An interview with Chad Hurley, the founder and former chief executive of YouTube.
YouTube founder-entrepreneur defines himself as a problem solver
Chad Hurley, 36, is the founder and former chief executive of YoutTube. In 2007, Google bought the company for US$1.65 billion. Before that he was involved in setting up PayPal. He was invited to speak at the Abu Dhabi Entrepreneurship Forum by the Khalifa Fund. He spoke exclusively to The National.
Did you know you were an entrepreneur?
I never define myself as an entrepreneur. I define myself as an artist, a designer, but basically I’m a problem solver.
But you didn’t aspire to a 9 to 5 job?
No, I grew up and knew I would move to California and create something. Growing up on the east coast, California represented the opportunity to be creative in entertainment or innovation. That was what I was thinking, although I didn’t think about a job or a title that I would achieve. I just thought of interesting areas and ideas that I could be involved with. Luckily enough I have been able to create myself.
Was there a eureka moment when you realised YouTube was going to put you on the map?
When YouTube got to a million views a day, I thought we were on our way to creating something meaningful. Nike uploaded a video and Bill Gates opened a Microsoft conference using a search for himself on YouTube, and that was eye-opening.
Could YouTube have been started anywhere else other than the United States?
At the time probably not. I don’t know if that’s the case for a lot of companies going forward. I think the bigger challenge is coming up with ideas that resonate with people. You will find the support and the technology is cheaper than ever.
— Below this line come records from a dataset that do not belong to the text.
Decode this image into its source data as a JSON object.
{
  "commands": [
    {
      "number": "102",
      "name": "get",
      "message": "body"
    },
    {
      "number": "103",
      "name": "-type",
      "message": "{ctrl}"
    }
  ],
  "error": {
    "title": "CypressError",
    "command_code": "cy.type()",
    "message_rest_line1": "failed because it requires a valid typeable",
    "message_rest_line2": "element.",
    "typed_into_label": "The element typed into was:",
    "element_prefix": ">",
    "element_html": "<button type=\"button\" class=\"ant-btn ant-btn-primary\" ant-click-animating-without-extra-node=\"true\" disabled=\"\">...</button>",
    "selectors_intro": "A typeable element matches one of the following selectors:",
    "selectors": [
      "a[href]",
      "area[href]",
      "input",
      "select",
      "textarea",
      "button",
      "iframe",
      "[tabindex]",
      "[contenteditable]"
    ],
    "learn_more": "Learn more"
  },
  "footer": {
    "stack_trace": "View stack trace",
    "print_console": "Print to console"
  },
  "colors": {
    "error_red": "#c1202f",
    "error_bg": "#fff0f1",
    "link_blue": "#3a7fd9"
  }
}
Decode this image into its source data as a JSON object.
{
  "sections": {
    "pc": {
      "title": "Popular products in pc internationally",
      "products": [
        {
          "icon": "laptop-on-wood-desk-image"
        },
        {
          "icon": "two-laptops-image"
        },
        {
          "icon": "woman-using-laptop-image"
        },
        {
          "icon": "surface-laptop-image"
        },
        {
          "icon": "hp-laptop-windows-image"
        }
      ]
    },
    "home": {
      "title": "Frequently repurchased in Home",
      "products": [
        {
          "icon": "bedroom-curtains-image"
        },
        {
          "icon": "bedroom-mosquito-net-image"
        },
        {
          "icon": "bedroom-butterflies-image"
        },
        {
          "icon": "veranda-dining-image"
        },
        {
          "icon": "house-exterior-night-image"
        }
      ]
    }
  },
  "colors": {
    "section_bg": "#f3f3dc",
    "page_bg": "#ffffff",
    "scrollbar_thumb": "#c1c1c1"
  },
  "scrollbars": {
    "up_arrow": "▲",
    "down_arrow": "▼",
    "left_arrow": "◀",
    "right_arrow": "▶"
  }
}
The capital required to get something like YouTube up and running is substantially lower than it was then.
Wouldn’t monetising video on the internet six years ago normally have meant adult sites?
We wanted to create a site for everyone, so we made it clear we were not about adult content. We were looking at a bigger opportunity and a bigger audience.
Tell us more about Mixbit, your latest venture.
We give people better tools to create better content together, without requiring them to move to Hollywood to accomplish that goal. If it fails, I have a 100 other things I want to do. I never really know how things are going to work out.